I must be feeling a little sappy today.
Homer definitely suffers from the slings and arrows of outrageous fortune more often than not. His luck can only be described as bad, and he doesn't help matters when he makes irrational and irresponsible decisions all the time. But this week, the pressure of all the little things just got to be too much for him and not even a drink at Moe's (or an impromptu Duffman party) could help.
I've always liked Homer when he's more contemplative, like when he went on a search for his soulmate after eating the insanity peppers. What do you think? Crazy/stupid Homer or sad/stupid Homer?
His brief upturn after winning the "mypad" was amusing, but only because it smartly criticized the many Apple users who are app-crazy.

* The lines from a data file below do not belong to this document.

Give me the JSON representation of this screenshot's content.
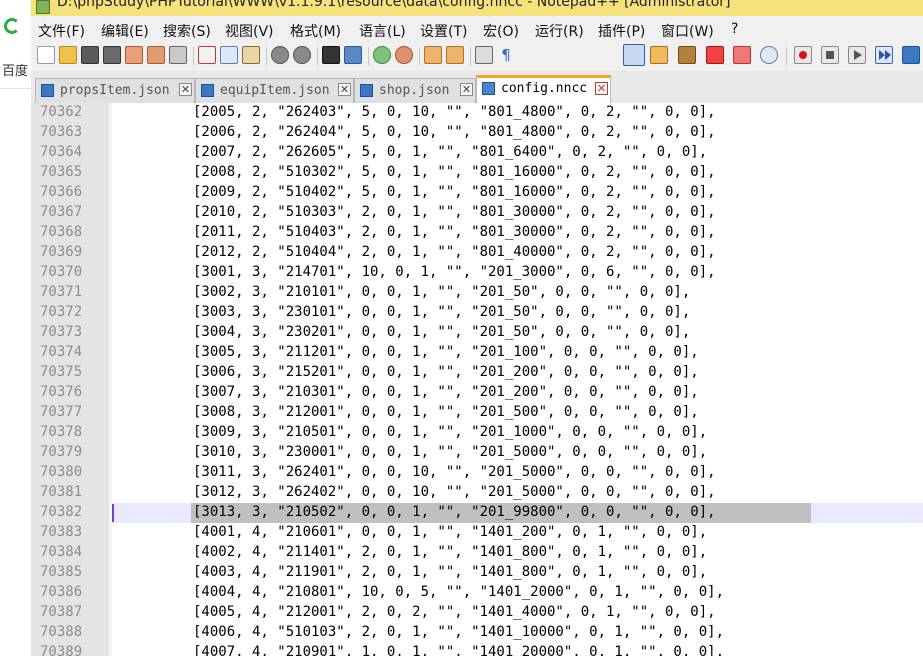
{
  "browser_left": {
    "baidu_text": "百度"
  },
  "window": {
    "title": "D:\\phpStudy\\PHPTutorial\\WWW\\v1.1.9.1\\resource\\data\\config.nncc - Notepad++ [Administrator]"
  },
  "menu": [
    "文件(F)",
    "编辑(E)",
    "搜索(S)",
    "视图(V)",
    "格式(M)",
    "语言(L)",
    "设置(T)",
    "宏(O)",
    "运行(R)",
    "插件(P)",
    "窗口(W)",
    "?"
  ],
  "tabs": [
    {
      "label": "propsItem.json",
      "active": false
    },
    {
      "label": "equipItem.json",
      "active": false
    },
    {
      "label": "shop.json",
      "active": false
    },
    {
      "label": "config.nncc",
      "active": true
    }
  ],
  "tab_close": "✕",
  "toolbar": {
    "buttons": [
      "new-icon",
      "open-icon",
      "save-icon",
      "save-all-icon",
      "close-icon",
      "close-all-icon",
      "print-icon",
      "cut-icon",
      "copy-icon",
      "paste-icon",
      "undo-icon",
      "redo-icon",
      "find-icon",
      "replace-icon",
      "zoom-in-icon",
      "zoom-out-icon",
      "sync-v-icon",
      "sync-h-icon",
      "word-wrap-icon",
      "show-all-chars-icon",
      "indent-guide-icon",
      "doc-map-icon",
      "function-list-icon",
      "folder-workspace-icon",
      "monitor-icon",
      "record-macro-icon",
      "stop-macro-icon",
      "play-macro-icon",
      "run-macro-multiple-icon",
      "save-macro-icon"
    ]
  },
  "editor": {
    "current_line": "70382",
    "lines": [
      {
        "n": "70362",
        "text": "[2005, 2, \"262403\", 5, 0, 10, \"\", \"801_4800\", 0, 2, \"\", 0, 0],"
      },
      {
        "n": "70363",
        "text": "[2006, 2, \"262404\", 5, 0, 10, \"\", \"801_4800\", 0, 2, \"\", 0, 0],"
      },
      {
        "n": "70364",
        "text": "[2007, 2, \"262605\", 5, 0, 1, \"\", \"801_6400\", 0, 2, \"\", 0, 0],"
      },
      {
        "n": "70365",
        "text": "[2008, 2, \"510302\", 5, 0, 1, \"\", \"801_16000\", 0, 2, \"\", 0, 0],"
      },
      {
        "n": "70366",
        "text": "[2009, 2, \"510402\", 5, 0, 1, \"\", \"801_16000\", 0, 2, \"\", 0, 0],"
      },
      {
        "n": "70367",
        "text": "[2010, 2, \"510303\", 2, 0, 1, \"\", \"801_30000\", 0, 2, \"\", 0, 0],"
      },
      {
        "n": "70368",
        "text": "[2011, 2, \"510403\", 2, 0, 1, \"\", \"801_30000\", 0, 2, \"\", 0, 0],"
      },
      {
        "n": "70369",
        "text": "[2012, 2, \"510404\", 2, 0, 1, \"\", \"801_40000\", 0, 2, \"\", 0, 0],"
      },
      {
        "n": "70370",
        "text": "[3001, 3, \"214701\", 10, 0, 1, \"\", \"201_3000\", 0, 6, \"\", 0, 0],"
      },
      {
        "n": "70371",
        "text": "[3002, 3, \"210101\", 0, 0, 1, \"\", \"201_50\", 0, 0, \"\", 0, 0],"
      },
      {
        "n": "70372",
        "text": "[3003, 3, \"230101\", 0, 0, 1, \"\", \"201_50\", 0, 0, \"\", 0, 0],"
      },
      {
        "n": "70373",
        "text": "[3004, 3, \"230201\", 0, 0, 1, \"\", \"201_50\", 0, 0, \"\", 0, 0],"
      },
      {
        "n": "70374",
        "text": "[3005, 3, \"211201\", 0, 0, 1, \"\", \"201_100\", 0, 0, \"\", 0, 0],"
      },
      {
        "n": "70375",
        "text": "[3006, 3, \"215201\", 0, 0, 1, \"\", \"201_200\", 0, 0, \"\", 0, 0],"
      },
      {
        "n": "70376",
        "text": "[3007, 3, \"210301\", 0, 0, 1, \"\", \"201_200\", 0, 0, \"\", 0, 0],"
      },
      {
        "n": "70377",
        "text": "[3008, 3, \"212001\", 0, 0, 1, \"\", \"201_500\", 0, 0, \"\", 0, 0],"
      },
      {
        "n": "70378",
        "text": "[3009, 3, \"210501\", 0, 0, 1, \"\", \"201_1000\", 0, 0, \"\", 0, 0],"
      },
      {
        "n": "70379",
        "text": "[3010, 3, \"230001\", 0, 0, 1, \"\", \"201_5000\", 0, 0, \"\", 0, 0],"
      },
      {
        "n": "70380",
        "text": "[3011, 3, \"262401\", 0, 0, 10, \"\", \"201_5000\", 0, 0, \"\", 0, 0],"
      },
      {
        "n": "70381",
        "text": "[3012, 3, \"262402\", 0, 0, 10, \"\", \"201_5000\", 0, 0, \"\", 0, 0],"
      },
      {
        "n": "70382",
        "text": "[3013, 3, \"210502\", 0, 0, 1, \"\", \"201_99800\", 0, 0, \"\", 0, 0],"
      },
      {
        "n": "70383",
        "text": "[4001, 4, \"210601\", 0, 0, 1, \"\", \"1401_200\", 0, 1, \"\", 0, 0],"
      },
      {
        "n": "70384",
        "text": "[4002, 4, \"211401\", 2, 0, 1, \"\", \"1401_800\", 0, 1, \"\", 0, 0],"
      },
      {
        "n": "70385",
        "text": "[4003, 4, \"211901\", 2, 0, 1, \"\", \"1401_800\", 0, 1, \"\", 0, 0],"
      },
      {
        "n": "70386",
        "text": "[4004, 4, \"210801\", 10, 0, 5, \"\", \"1401_2000\", 0, 1, \"\", 0, 0],"
      },
      {
        "n": "70387",
        "text": "[4005, 4, \"212001\", 2, 0, 2, \"\", \"1401_4000\", 0, 1, \"\", 0, 0],"
      },
      {
        "n": "70388",
        "text": "[4006, 4, \"510103\", 2, 0, 1, \"\", \"1401_10000\", 0, 1, \"\", 0, 0],"
      },
      {
        "n": "70389",
        "text": "[4007, 4, \"210901\", 1, 0, 1, \"\", \"1401_20000\", 0, 1, \"\", 0, 0],"
      }
    ]
  }
}
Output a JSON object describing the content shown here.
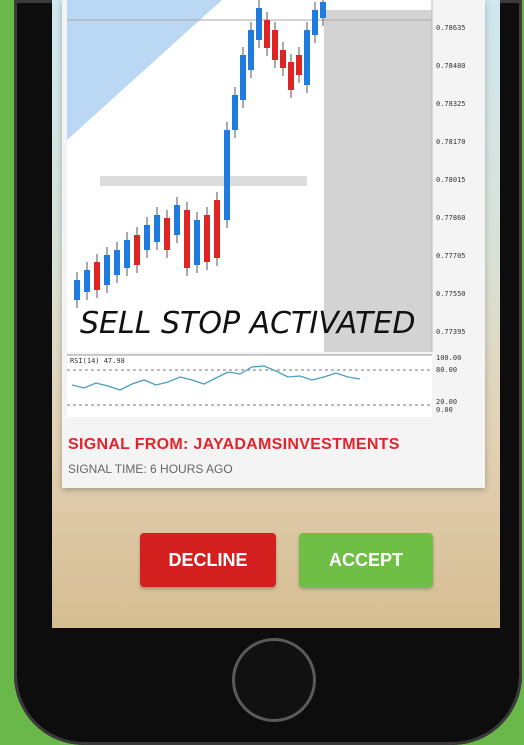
{
  "chart": {
    "overlay_text": "SELL STOP ACTIVATED",
    "price_labels": [
      "0.78635",
      "0.78480",
      "0.78325",
      "0.78170",
      "0.78015",
      "0.77860",
      "0.77705",
      "0.77550",
      "0.77395"
    ],
    "rsi_label": "RSI(14) 47.98",
    "rsi_levels": [
      "100.00",
      "80.00",
      "20.00",
      "0.00"
    ]
  },
  "signal": {
    "from_text": "SIGNAL FROM: JAYADAMSINVESTMENTS",
    "time_text": "SIGNAL TIME: 6 HOURS  AGO"
  },
  "actions": {
    "decline_label": "DECLINE",
    "accept_label": "ACCEPT"
  },
  "colors": {
    "bull": "#1e7be0",
    "bear": "#e02424",
    "accept": "#6fbe46",
    "decline": "#d41f1f",
    "signal_text": "#e3242b"
  }
}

My favorite gag of the night was when Homer used "Rosetta Crone" translator app to speak with Mr. Burns. Silly, but hilariously effective!
But the real heart of the episode was the message of hope embodied by the tree bearing the letters "H-O-P-E" in maple syrup. In the end, it didn't matter that it was Homer who put the message on the tree. Homer was inspired by his own need for something more to believe in, or you could read it as God working through Homer. Either way, the method of its appearance was irrelevant. It achieved its purpose and made the episode more touching than a failed comedic satire (as many of the more recent episodes have been).
The comedy, by way of the funny sight gags and hilarious The Simpsons quotes, was also rather effective because it took a back seat to the story.
Perhaps the only disappointing part of the episode was the "Logomania" cartoon at the end. When episodes run a little too short, the writers will tack on an unrelated short. It feels like an afterthought, and it would have been better to think of something to add to the original cartoon instead.